Das Buch ist auch nicht nur für den “Privatgebrauch” sondern auch für den Einsatz in Kindergärten oder Grundschulen gedacht. Dazu gibt es am Ende des Buches noch ein Extrakapitel von Herbert Österreicher (kinderfreiland.de). Mit dem Buch bekommt man übrigens auch ein Passwort, mit dem dann ein paar Anleitungen für eigene Experimente runtergeladen werden können.
Wie ich schon sagte: anfangs war ich noch skeptisch (das mag vielleicht auch daran liegen, dass ich allgemein eher wenig für Märchen übrig habe).

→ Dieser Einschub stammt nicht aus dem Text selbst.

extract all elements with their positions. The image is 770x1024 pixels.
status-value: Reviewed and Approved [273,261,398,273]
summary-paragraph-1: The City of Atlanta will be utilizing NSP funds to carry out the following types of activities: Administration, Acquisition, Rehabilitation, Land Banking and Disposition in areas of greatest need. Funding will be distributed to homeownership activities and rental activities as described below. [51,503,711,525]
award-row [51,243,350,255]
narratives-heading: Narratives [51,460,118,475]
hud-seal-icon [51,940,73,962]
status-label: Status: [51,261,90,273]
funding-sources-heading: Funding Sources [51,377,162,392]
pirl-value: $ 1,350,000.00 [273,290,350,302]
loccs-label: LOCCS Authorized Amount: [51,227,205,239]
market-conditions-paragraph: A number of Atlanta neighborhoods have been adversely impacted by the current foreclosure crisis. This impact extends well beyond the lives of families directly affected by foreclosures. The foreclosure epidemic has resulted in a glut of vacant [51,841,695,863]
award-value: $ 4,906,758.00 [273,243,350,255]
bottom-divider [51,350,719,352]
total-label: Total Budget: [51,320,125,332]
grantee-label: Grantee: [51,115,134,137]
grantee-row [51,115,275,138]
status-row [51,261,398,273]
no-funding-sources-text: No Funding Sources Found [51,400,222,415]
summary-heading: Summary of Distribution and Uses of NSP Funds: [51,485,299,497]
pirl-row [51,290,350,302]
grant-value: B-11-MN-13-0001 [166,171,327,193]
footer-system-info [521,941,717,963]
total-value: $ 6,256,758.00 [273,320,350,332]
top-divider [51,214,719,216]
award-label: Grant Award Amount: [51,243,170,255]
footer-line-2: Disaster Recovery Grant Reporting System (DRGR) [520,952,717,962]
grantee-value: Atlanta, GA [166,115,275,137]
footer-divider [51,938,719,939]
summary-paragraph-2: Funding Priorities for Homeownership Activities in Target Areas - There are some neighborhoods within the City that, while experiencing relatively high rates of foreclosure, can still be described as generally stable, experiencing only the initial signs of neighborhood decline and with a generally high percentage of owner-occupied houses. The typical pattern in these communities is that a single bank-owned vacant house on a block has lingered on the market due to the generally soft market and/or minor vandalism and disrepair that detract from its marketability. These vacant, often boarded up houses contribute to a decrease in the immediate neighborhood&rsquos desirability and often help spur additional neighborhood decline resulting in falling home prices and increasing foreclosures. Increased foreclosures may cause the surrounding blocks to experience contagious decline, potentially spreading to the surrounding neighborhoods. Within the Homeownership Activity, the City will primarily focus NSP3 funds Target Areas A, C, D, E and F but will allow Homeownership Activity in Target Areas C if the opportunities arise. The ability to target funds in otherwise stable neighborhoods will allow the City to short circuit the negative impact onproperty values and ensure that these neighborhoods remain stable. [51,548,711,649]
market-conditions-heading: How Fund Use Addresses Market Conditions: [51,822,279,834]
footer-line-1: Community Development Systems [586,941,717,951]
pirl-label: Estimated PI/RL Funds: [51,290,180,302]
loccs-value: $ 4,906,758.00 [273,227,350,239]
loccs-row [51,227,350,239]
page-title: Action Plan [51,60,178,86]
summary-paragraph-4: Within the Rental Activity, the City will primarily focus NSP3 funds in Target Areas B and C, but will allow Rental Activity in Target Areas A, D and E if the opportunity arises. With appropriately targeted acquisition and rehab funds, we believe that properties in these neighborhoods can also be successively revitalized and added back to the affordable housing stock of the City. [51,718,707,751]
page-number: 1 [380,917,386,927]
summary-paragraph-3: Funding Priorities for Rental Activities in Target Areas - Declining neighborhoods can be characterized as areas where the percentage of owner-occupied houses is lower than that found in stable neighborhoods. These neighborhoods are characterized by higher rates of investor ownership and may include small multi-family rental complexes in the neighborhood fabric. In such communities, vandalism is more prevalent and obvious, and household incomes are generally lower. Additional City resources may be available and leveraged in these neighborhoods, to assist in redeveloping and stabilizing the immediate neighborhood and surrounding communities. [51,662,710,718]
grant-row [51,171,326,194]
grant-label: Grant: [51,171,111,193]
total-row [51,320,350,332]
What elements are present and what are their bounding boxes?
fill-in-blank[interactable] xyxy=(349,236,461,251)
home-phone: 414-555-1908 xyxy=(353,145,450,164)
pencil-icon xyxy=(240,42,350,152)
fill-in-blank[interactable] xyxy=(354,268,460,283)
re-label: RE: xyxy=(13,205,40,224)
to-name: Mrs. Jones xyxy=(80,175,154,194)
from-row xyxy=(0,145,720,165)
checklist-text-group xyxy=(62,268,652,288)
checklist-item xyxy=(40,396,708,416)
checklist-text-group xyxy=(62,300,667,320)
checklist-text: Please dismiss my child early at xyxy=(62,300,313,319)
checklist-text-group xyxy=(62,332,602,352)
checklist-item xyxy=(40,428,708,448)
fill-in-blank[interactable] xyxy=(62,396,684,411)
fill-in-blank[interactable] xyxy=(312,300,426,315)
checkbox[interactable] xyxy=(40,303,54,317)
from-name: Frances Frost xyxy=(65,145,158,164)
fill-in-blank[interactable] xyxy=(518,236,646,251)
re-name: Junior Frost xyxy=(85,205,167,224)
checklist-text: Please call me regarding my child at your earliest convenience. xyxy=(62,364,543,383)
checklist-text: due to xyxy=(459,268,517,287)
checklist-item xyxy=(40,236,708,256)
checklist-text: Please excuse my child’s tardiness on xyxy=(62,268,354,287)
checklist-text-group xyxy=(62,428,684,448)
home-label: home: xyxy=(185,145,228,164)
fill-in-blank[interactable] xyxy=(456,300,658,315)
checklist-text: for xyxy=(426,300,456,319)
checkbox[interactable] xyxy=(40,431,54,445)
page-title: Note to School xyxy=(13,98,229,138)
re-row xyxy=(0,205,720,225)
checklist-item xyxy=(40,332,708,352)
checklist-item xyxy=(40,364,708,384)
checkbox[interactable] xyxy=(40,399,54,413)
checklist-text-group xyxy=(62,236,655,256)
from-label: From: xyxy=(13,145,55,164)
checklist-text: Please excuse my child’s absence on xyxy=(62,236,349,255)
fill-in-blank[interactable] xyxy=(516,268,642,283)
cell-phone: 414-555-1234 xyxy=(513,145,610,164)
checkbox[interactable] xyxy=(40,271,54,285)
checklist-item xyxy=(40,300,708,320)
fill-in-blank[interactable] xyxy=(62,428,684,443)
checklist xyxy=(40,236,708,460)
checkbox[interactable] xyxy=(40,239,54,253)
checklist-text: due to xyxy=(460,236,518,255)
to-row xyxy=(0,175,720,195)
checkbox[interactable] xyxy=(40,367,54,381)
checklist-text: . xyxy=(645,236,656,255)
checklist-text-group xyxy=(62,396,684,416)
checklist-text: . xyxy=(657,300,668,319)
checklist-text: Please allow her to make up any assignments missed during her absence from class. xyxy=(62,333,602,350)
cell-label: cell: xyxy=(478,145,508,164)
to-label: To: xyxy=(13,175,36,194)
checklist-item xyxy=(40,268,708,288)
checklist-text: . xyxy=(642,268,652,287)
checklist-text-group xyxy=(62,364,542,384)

Aber je mehr ich mich mit dem Buch beschäftigt habe – und vor allem nachdem ich gesehen habe, wie das Buch bei der Zielgruppe ankommt – desto mehr gefällt es mir. Einerseits sind es wirklich “nur” Märchen – aber in modernem Gewand; ohne die mystische (und oft auch ziemlich brutale) Aufmachung der klassischen Märchen. In dieser Form sind die Geschichten wunderbar zum Vorlesen geeignet und Kinder aller Altersstufen werden Spaß darin haben. Aber so wie auch die Geschichte aus dem Vorgängerbuch, Die Reise der kleinen Sonne, regen diese Märchen die wissenschaftliche Neugier der Kinder an und laden mit jeder Zeile dazu ein, die verschiedensten naturwissenschaftlichen Konzepte und Phänomen zu diskutieren. Und da ja vielleicht nicht alle Eltern Physiker oder Biologen sind die kurzen Erklärungen die jedem Kapitel folgen ein Garant dafür, dass die Fragen der Kinder nicht ohne Antwort bleiben!